E-Partizipationsformate ermöglichen neue Formen der Bürgerbeteiligung. Es ist eine zentrale Aufgabe von Politik und Verwaltung, Öffentlichkeit und Experten in die Entwicklung von Maßnahmen einzubeziehen. Das Internet bietet mit vertretbarem Aufwand die Möglichkeit, Bürgerinnen und Bürger zu erreichen und ihre Erfahrungen und Meinungen einzuholen. Dabei ist zu berücksichtigen, dass es derzeit eher eine qualitative Mitarbeit von Interessierten und selten eine quantitativ umfassende oder gar repräsentative Mitarbeit vieler ist.

Strittige Punkte

Häufig werden E-Partizipationsangebote als Antwort auf Politikverdrossenheit und Ungleichgewicht der politischen Beteiligung angeführt. Hier gilt es allerdings zu bedenken, dass auch wenn die politische Beteiligung für den überwiegenden Teil aller Bürger leicht möglich ist, so zeigt sich, dass soziodemografische Faktoren weiterhin stark bestimmen wie Menschen das Internet nutzen. Diese Faktoren entscheiden, ob das Netz von Nutzern als ermächtigendes Instrument für ihre gesellschaftliche Beteiligung und Bildung genutzt wird oder ob es nur als passiv konsumierter Fernsehersatz mit Klickmöglichkeit genutzt wird. Neben dem Angebot von E-Partizipationsformaten muss auch die Kompetenz der Menschen gefördert und weiterentwickelt werden, Informationen und Angebote bewerten und sich aktiv einbringen zu können.

Politische Bedeutung

Das Internet bietet neue Möglichkeiten, Menschen in den politischen Prozess einzubinden. Das Internet ermöglicht neue Formen der direkten Bürgerbeteiligung. Formate wie z.B. die E-Petitionsplattform des Deutschen Bundestages oder erfolgreiche Bürgerhaushalte in unterschiedlichen Gemeinden und Städten zeigen die Partizipationspotentiale des Internets.

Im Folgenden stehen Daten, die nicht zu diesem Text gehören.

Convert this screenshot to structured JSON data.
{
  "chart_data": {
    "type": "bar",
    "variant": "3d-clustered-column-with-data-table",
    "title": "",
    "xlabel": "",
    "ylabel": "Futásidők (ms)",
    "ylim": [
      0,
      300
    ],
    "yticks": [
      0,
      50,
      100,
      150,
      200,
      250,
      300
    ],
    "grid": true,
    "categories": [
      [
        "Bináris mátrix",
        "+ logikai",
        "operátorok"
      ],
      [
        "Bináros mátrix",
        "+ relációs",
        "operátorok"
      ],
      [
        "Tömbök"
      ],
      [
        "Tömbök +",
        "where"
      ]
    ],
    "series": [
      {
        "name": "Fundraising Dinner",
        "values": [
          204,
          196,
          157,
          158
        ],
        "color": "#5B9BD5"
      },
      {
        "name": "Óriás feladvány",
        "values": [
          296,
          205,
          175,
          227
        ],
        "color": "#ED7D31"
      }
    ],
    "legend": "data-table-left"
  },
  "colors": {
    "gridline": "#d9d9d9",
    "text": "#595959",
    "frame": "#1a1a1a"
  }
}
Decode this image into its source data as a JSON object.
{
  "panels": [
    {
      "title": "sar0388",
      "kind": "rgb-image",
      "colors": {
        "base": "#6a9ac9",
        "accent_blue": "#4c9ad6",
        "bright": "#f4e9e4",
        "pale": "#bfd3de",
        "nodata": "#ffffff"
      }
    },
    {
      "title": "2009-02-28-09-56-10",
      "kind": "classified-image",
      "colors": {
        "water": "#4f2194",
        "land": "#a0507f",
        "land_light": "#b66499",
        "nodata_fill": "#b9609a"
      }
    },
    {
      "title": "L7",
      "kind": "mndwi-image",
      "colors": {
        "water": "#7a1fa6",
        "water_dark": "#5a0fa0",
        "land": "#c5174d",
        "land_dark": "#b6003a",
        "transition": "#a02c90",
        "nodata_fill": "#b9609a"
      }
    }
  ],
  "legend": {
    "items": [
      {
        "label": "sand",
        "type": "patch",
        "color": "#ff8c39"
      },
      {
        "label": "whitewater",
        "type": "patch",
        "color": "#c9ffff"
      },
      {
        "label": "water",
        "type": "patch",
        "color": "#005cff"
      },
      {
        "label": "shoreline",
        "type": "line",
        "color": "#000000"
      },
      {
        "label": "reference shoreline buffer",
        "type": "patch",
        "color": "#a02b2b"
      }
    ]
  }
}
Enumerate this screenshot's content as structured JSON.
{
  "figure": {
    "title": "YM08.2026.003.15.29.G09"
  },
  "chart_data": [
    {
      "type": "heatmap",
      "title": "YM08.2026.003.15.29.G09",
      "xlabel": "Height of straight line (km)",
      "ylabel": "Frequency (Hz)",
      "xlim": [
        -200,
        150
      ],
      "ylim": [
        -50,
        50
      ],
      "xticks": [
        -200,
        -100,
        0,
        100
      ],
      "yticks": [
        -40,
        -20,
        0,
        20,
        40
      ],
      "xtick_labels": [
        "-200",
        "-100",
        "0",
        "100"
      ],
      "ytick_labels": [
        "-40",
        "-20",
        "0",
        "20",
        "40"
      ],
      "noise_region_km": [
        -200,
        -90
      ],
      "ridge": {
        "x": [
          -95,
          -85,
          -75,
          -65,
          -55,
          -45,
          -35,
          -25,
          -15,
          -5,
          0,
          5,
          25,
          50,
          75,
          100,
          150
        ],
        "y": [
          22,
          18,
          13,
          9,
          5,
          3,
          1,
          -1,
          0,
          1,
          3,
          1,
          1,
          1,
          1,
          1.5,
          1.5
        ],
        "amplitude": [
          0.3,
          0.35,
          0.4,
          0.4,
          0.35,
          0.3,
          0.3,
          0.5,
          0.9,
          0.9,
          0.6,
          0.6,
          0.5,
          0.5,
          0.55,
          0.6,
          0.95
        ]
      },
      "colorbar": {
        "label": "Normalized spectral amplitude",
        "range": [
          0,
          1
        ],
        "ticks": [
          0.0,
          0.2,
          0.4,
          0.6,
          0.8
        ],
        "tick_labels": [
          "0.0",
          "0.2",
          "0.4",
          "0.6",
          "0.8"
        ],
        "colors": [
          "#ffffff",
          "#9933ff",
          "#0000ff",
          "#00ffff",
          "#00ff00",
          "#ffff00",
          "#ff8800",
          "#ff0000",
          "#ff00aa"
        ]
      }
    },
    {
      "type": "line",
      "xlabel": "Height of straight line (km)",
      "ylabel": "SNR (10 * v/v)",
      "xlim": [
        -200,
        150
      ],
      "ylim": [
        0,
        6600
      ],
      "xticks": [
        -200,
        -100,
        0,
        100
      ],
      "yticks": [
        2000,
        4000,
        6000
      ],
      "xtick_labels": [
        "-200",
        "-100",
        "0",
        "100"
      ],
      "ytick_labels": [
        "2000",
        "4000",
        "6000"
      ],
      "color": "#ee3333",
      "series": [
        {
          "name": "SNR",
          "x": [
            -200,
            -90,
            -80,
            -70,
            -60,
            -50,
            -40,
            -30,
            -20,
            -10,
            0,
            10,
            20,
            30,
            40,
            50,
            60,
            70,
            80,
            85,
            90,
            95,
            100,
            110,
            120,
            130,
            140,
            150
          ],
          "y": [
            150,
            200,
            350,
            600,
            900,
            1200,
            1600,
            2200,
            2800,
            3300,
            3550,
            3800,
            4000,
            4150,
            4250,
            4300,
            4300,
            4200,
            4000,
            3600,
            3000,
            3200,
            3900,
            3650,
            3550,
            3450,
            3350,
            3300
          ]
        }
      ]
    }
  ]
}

Position des AK Netzpolitik

Wir sehen E-Partizipationsformate als eine Chance für die aktiv gelebte Demokratie im 21sten Jahrhundert. E-Partizipationsformate sind eine Ergänzung zur repräsentativen Demokratie und nicht als Ersatz oder Übergangsform zu einem direktdemokratischen System zu verstehen. Zusätzlich gilt es bei der Einführung von elektronischen Beteiligungsangeboten darauf zu achten, dass diese durch die Nutzungsunterschiede des Netzes nicht zu einer Verschärfung des Partizipationsungleichgewichts zwischen gesellschaftlichen Gruppen führt. Die Stärkung elektronischer Partizipationsmöglichkeiten darf nicht zu einer reinen Ermächtigung der Ermächtigten führen. Die Repräsentativität der Beteiligung ist stets zu beobachten.

Ausblick in die Zukunft

E-Partizipationsformate befinden sich zur Zeit noch in der Anfangsphase. Mit stetig steigender Nutzung des Internets wird auch eine steigende Nutzung von E-Partizipationsangeboten einhergehen. Wichtig ist, dass bei der Umsetzung von E-Partizipationsformaten klar vermittelt wird, welchen die über sie ermöglichte Bürgerbeteiligung tatsächlichen Einfluss auf den politischen Prozess hat. Wichtig für den langfristigen Erfolg von E-Partizipationsformaten ist eine realistische Vermittlung ihrer Chancen und Grenzen.